La planification de la relève dans les firmes de gestion de patrimoine au Canada a beaucoup évolué au cours de la dernière décennie, passant d’initiatives individuelles et souvent improvisées à des stratégies structurées soutenues par les firmes et les conseillers eux-mêmes, avec pour objectif de garantir une transition harmonieuse et la stabilité des clients.
Selon les données colligées dans le cadre des dossiers Report Cards 2025 publiés par Investment Executive (IE), 51,8 % des conseillers des canaux de courtage et de cabinets indépendants disposent désormais d’un plan de relève documenté, contre 45,9 % l’année précédente, 40,6 % en 2020 et seulement 28,9 % en 2015.
L’âge moyen des conseillers interrogés est demeuré autour de 51 ans sur cette période de dix ans.
Une mentalité qui a évolué
Ce qui a évolué, c’est la façon de penser des conseillers et la manière dont les entreprises prennent désormais des mesures proactives pour éviter le risque de se retrouver avec des clients orphelins. « De plus en plus de conseillers reconnaissent la nécessité de protéger leurs clients et leurs activités, tandis que les entreprises encouragent également les conseillers à se préparer pour l’avenir », explique Katie Keir, responsable de la recherche chez IE.
« Les conseillers ont des plans plus ou moins détaillés, constate-t-elle. Cependant, même parmi ceux qui ont déclaré ne pas avoir encore de plan officiel, nombreux sont ceux qui ont indiqué qu’ils cherchaient à entrer en contact avec un repreneur et/ou avaient commencé à élaborer une stratégie de sortie.

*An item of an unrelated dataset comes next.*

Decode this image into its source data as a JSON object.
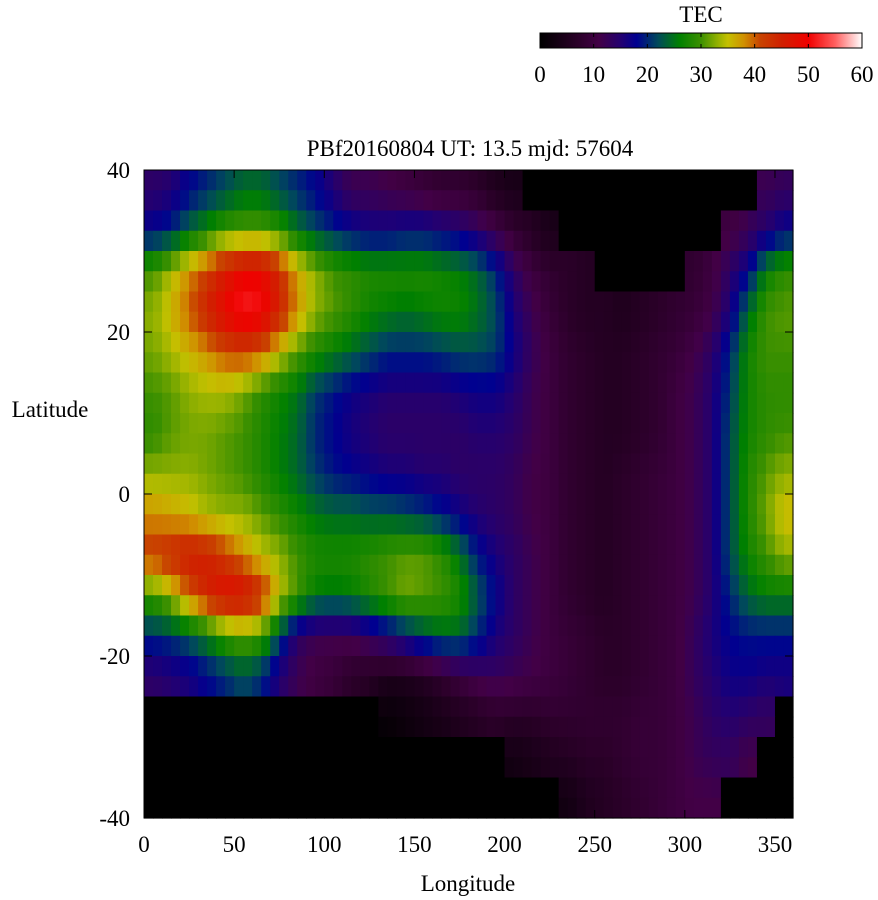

D’autres ont dû revoir leurs plans en raison d’événements imprévus. »
Le résultat des recherches dirigées par Katie Keir montre que « chaque année, de plus en plus de dirigeants vantent les avantages du travail d’équipe et de l’apprentissage entre pairs, et demandent à mieux comprendre les défis auxquels sont confrontés les conseillers en matière de succession. » Il reste toutefois difficile de déterminer la meilleure façon pour les entreprises d’atteindre les conseillers qui ne se sont pas encore engagés dans cette voie.

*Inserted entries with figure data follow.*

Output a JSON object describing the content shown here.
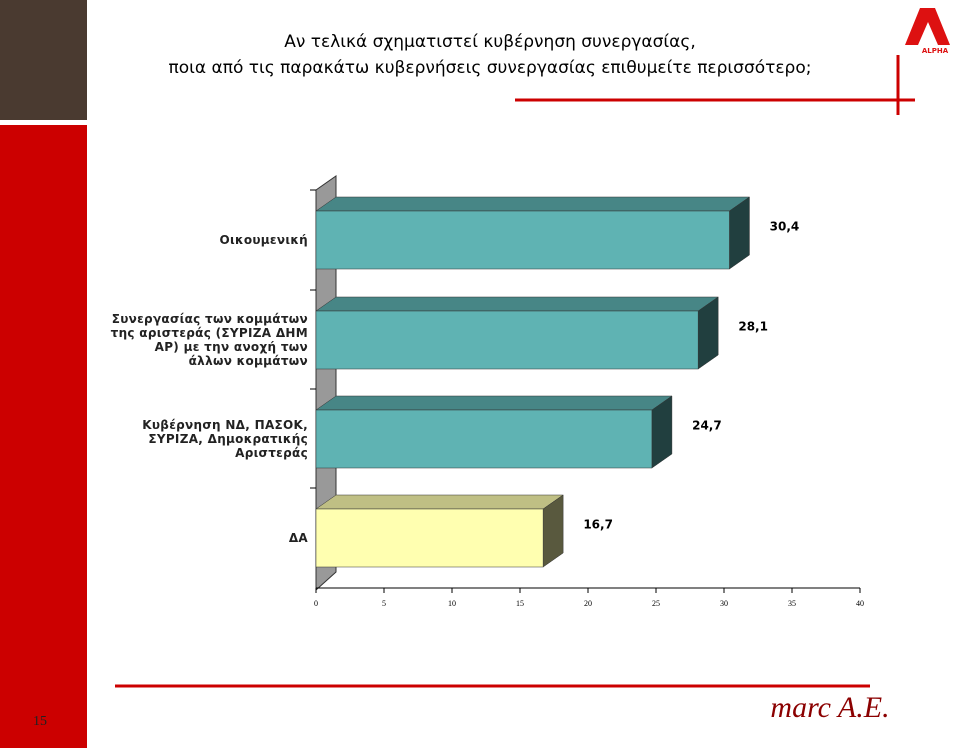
{
  "chart_data": {
    "type": "bar",
    "orientation": "horizontal",
    "title": [
      "Αν τελικά σχηματιστεί κυβέρνηση συνεργασίας,",
      "ποια από τις παρακάτω κυβερνήσεις συνεργασίας επιθυμείτε περισσότερο;"
    ],
    "categories": [
      "Οικουμενική",
      "Συνεργασίας των κομμάτων της αριστεράς (ΣΥΡΙΖΑ ΔΗΜ ΑΡ) με την ανοχή των άλλων κομμάτων",
      "Κυβέρνηση ΝΔ, ΠΑΣΟΚ, ΣΥΡΙΖΑ, Δημοκρατικής Αριστεράς",
      "ΔΑ"
    ],
    "values": [
      30.4,
      28.1,
      24.7,
      16.7
    ],
    "value_labels": [
      "30,4",
      "28,1",
      "24,7",
      "16,7"
    ],
    "colors": [
      "#5fb3b3",
      "#5fb3b3",
      "#5fb3b3",
      "#ffffb0"
    ],
    "xlim": [
      0,
      40
    ],
    "xticks": [
      0,
      5,
      10,
      15,
      20,
      25,
      30,
      35,
      40
    ]
  },
  "slide": {
    "page_number": "15",
    "logo": "marc A.E.",
    "channel": "ALPHA"
  }
}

Des progrès, mais encore trop peu de plans
Christine Timms, conseillère à la retraite qui a rédigé plusieurs manuels à l’intention des conseillers, notamment Transitioning Clients et Retirement Exit Decision, estime que le fait que de plus en plus de conseillers élaborent des plans de succession est une bonne nouvelle, mais que la proportion de conseillers ayant un plan au Canada « reste insuffisante ». (Aucune source externe n’a eu accès aux résultats spécifiques de la recherche d’IE, car ceux-ci sont confidentiels jusqu’à leur publication).
« Même si vous avez 40 ans, vous pouvez être renversé par un bus ou avoir une crise cardiaque, et tout le monde se retrouvera dans une situation difficile, résume-t-elle. Les chiffres doivent donc être meilleurs. »

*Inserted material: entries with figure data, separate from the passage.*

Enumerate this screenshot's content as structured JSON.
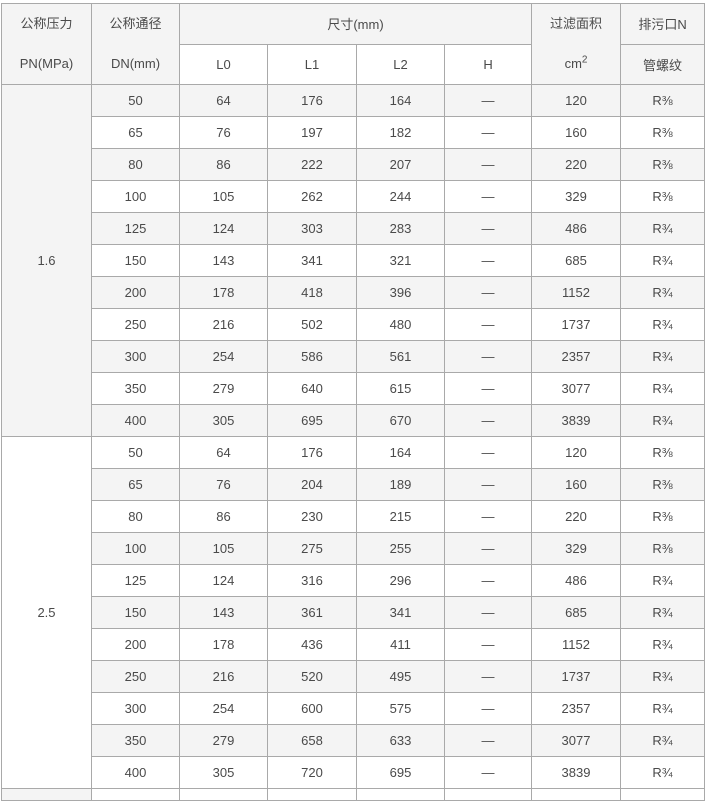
{
  "table": {
    "header": {
      "pressure_line1": "公称压力",
      "pressure_line2": "PN(MPa)",
      "diameter_line1": "公称通径",
      "diameter_line2": "DN(mm)",
      "dimensions_label": "尺寸(mm)",
      "sub_columns": [
        "L0",
        "L1",
        "L2",
        "H"
      ],
      "filter_area_line1": "过滤面积",
      "filter_area_unit_base": "cm",
      "filter_area_unit_sup": "2",
      "drain_line1": "排污口N",
      "drain_line2": "管螺纹"
    },
    "sections": [
      {
        "pn": "1.6",
        "rows": [
          {
            "dn": "50",
            "l0": "64",
            "l1": "176",
            "l2": "164",
            "h": "—",
            "area": "120",
            "thread": "R⅜"
          },
          {
            "dn": "65",
            "l0": "76",
            "l1": "197",
            "l2": "182",
            "h": "—",
            "area": "160",
            "thread": "R⅜"
          },
          {
            "dn": "80",
            "l0": "86",
            "l1": "222",
            "l2": "207",
            "h": "—",
            "area": "220",
            "thread": "R⅜"
          },
          {
            "dn": "100",
            "l0": "105",
            "l1": "262",
            "l2": "244",
            "h": "—",
            "area": "329",
            "thread": "R⅜"
          },
          {
            "dn": "125",
            "l0": "124",
            "l1": "303",
            "l2": "283",
            "h": "—",
            "area": "486",
            "thread": "R¾"
          },
          {
            "dn": "150",
            "l0": "143",
            "l1": "341",
            "l2": "321",
            "h": "—",
            "area": "685",
            "thread": "R¾"
          },
          {
            "dn": "200",
            "l0": "178",
            "l1": "418",
            "l2": "396",
            "h": "—",
            "area": "1152",
            "thread": "R¾"
          },
          {
            "dn": "250",
            "l0": "216",
            "l1": "502",
            "l2": "480",
            "h": "—",
            "area": "1737",
            "thread": "R¾"
          },
          {
            "dn": "300",
            "l0": "254",
            "l1": "586",
            "l2": "561",
            "h": "—",
            "area": "2357",
            "thread": "R¾"
          },
          {
            "dn": "350",
            "l0": "279",
            "l1": "640",
            "l2": "615",
            "h": "—",
            "area": "3077",
            "thread": "R¾"
          },
          {
            "dn": "400",
            "l0": "305",
            "l1": "695",
            "l2": "670",
            "h": "—",
            "area": "3839",
            "thread": "R¾"
          }
        ]
      },
      {
        "pn": "2.5",
        "rows": [
          {
            "dn": "50",
            "l0": "64",
            "l1": "176",
            "l2": "164",
            "h": "—",
            "area": "120",
            "thread": "R⅜"
          },
          {
            "dn": "65",
            "l0": "76",
            "l1": "204",
            "l2": "189",
            "h": "—",
            "area": "160",
            "thread": "R⅜"
          },
          {
            "dn": "80",
            "l0": "86",
            "l1": "230",
            "l2": "215",
            "h": "—",
            "area": "220",
            "thread": "R⅜"
          },
          {
            "dn": "100",
            "l0": "105",
            "l1": "275",
            "l2": "255",
            "h": "—",
            "area": "329",
            "thread": "R⅜"
          },
          {
            "dn": "125",
            "l0": "124",
            "l1": "316",
            "l2": "296",
            "h": "—",
            "area": "486",
            "thread": "R¾"
          },
          {
            "dn": "150",
            "l0": "143",
            "l1": "361",
            "l2": "341",
            "h": "—",
            "area": "685",
            "thread": "R¾"
          },
          {
            "dn": "200",
            "l0": "178",
            "l1": "436",
            "l2": "411",
            "h": "—",
            "area": "1152",
            "thread": "R¾"
          },
          {
            "dn": "250",
            "l0": "216",
            "l1": "520",
            "l2": "495",
            "h": "—",
            "area": "1737",
            "thread": "R¾"
          },
          {
            "dn": "300",
            "l0": "254",
            "l1": "600",
            "l2": "575",
            "h": "—",
            "area": "2357",
            "thread": "R¾"
          },
          {
            "dn": "350",
            "l0": "279",
            "l1": "658",
            "l2": "633",
            "h": "—",
            "area": "3077",
            "thread": "R¾"
          },
          {
            "dn": "400",
            "l0": "305",
            "l1": "720",
            "l2": "695",
            "h": "—",
            "area": "3839",
            "thread": "R¾"
          }
        ]
      }
    ],
    "colors": {
      "stripe_gray": "#f4f4f4",
      "border_gray": "#a9a9a9",
      "text_gray": "#4a4a4a",
      "header_bg": "#f4f4f4"
    }
  }
}
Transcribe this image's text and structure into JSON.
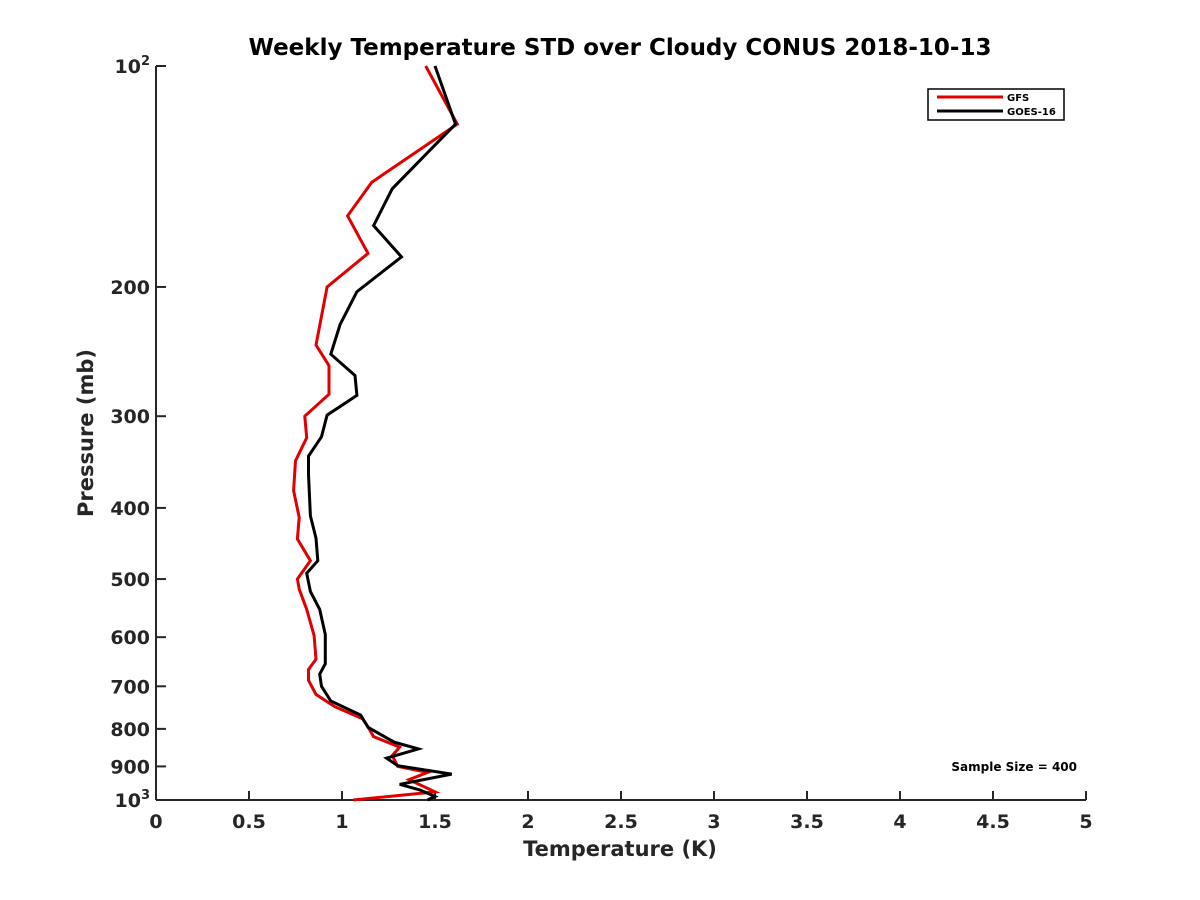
{
  "chart_data": {
    "type": "line",
    "title": "Weekly Temperature STD over Cloudy CONUS 2018-10-13",
    "xlabel": "Temperature (K)",
    "ylabel": "Pressure (mb)",
    "xlim": [
      0,
      5
    ],
    "ylim": [
      100,
      1000
    ],
    "y_scale": "log",
    "y_reversed": true,
    "grid": false,
    "legend_position": "top-right",
    "x_ticks": [
      "0",
      "0.5",
      "1",
      "1.5",
      "2",
      "2.5",
      "3",
      "3.5",
      "4",
      "4.5",
      "5"
    ],
    "y_ticks": [
      {
        "value": 100,
        "base": "10",
        "exp": "2"
      },
      {
        "value": 200,
        "label": "200"
      },
      {
        "value": 300,
        "label": "300"
      },
      {
        "value": 400,
        "label": "400"
      },
      {
        "value": 500,
        "label": "500"
      },
      {
        "value": 600,
        "label": "600"
      },
      {
        "value": 700,
        "label": "700"
      },
      {
        "value": 800,
        "label": "800"
      },
      {
        "value": 900,
        "label": "900"
      },
      {
        "value": 1000,
        "base": "10",
        "exp": "3"
      }
    ],
    "annotation": "Sample Size = 400",
    "series": [
      {
        "name": "GFS",
        "color": "#e00000",
        "points": [
          [
            1.45,
            100
          ],
          [
            1.62,
            120
          ],
          [
            1.16,
            144
          ],
          [
            1.03,
            160
          ],
          [
            1.14,
            180
          ],
          [
            0.92,
            200
          ],
          [
            0.86,
            240
          ],
          [
            0.93,
            256
          ],
          [
            0.93,
            280
          ],
          [
            0.8,
            300
          ],
          [
            0.81,
            321
          ],
          [
            0.75,
            345
          ],
          [
            0.74,
            379
          ],
          [
            0.77,
            412
          ],
          [
            0.76,
            441
          ],
          [
            0.83,
            472
          ],
          [
            0.76,
            500
          ],
          [
            0.77,
            516
          ],
          [
            0.81,
            550
          ],
          [
            0.85,
            597
          ],
          [
            0.86,
            643
          ],
          [
            0.82,
            664
          ],
          [
            0.82,
            687
          ],
          [
            0.86,
            718
          ],
          [
            0.96,
            746
          ],
          [
            1.11,
            775
          ],
          [
            1.14,
            795
          ],
          [
            1.17,
            820
          ],
          [
            1.31,
            847
          ],
          [
            1.27,
            870
          ],
          [
            1.3,
            900
          ],
          [
            1.46,
            917
          ],
          [
            1.36,
            938
          ],
          [
            1.5,
            975
          ],
          [
            1.06,
            1000
          ]
        ]
      },
      {
        "name": "GOES-16",
        "color": "#000000",
        "points": [
          [
            1.5,
            100
          ],
          [
            1.61,
            120
          ],
          [
            1.27,
            147
          ],
          [
            1.17,
            165
          ],
          [
            1.32,
            182
          ],
          [
            1.08,
            203
          ],
          [
            0.99,
            225
          ],
          [
            0.94,
            247
          ],
          [
            1.07,
            264
          ],
          [
            1.08,
            281
          ],
          [
            0.92,
            299
          ],
          [
            0.89,
            320
          ],
          [
            0.82,
            340
          ],
          [
            0.82,
            360
          ],
          [
            0.83,
            410
          ],
          [
            0.86,
            440
          ],
          [
            0.87,
            472
          ],
          [
            0.81,
            491
          ],
          [
            0.83,
            520
          ],
          [
            0.88,
            550
          ],
          [
            0.91,
            595
          ],
          [
            0.91,
            617
          ],
          [
            0.91,
            652
          ],
          [
            0.88,
            674
          ],
          [
            0.89,
            700
          ],
          [
            0.94,
            733
          ],
          [
            1.1,
            766
          ],
          [
            1.14,
            796
          ],
          [
            1.28,
            834
          ],
          [
            1.41,
            852
          ],
          [
            1.24,
            877
          ],
          [
            1.3,
            898
          ],
          [
            1.59,
            922
          ],
          [
            1.31,
            952
          ],
          [
            1.42,
            969
          ],
          [
            1.5,
            989
          ],
          [
            1.46,
            1000
          ]
        ]
      }
    ]
  }
}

L’étude de cette année montre que les conseillers âgés de 40 ans et moins étaient moins proactifs que leurs pairs :
- seulement 31,7 % des conseillers de 40 ans et moins ont un plan de relève documenté,
- contre 56,3 % chez les 41 ans et plus,
- et plus de 60 % chez les conseillers de 60 ans et plus.
Néanmoins, tous ces résultats sont supérieurs à ceux enregistrés il y a dix ans. Selon les données de 2015 relatifs aux courtiers et aux négociants, même les conseillers âgés de 60 ans et plus avaient beaucoup à faire pour améliorer la situation, seuls 38,1 % d’entre eux ayant déclaré avoir un plan formel.
Rétrospective et perspectives
Lorsqu’elle a pris sa retraite en 2016, Christine Timms rapporte que son cabinet disposait d’un modèle de contrat de plan de succession et d’un processus de calcul approximatif pour estimer la valeur d’un cabinet, qu’elle a qualifié de « très utile ».
Cependant, elle aurait souhaité que le cabinet soit en mesure de fournir une image plus précise de la clientèle qu’elle accompagnait. Au début de sa carrière, elle avait déjà pris les devants en créant son propre système de classement des clients en fonction de la taille du ménage, des actifs, des revenus et de l’âge.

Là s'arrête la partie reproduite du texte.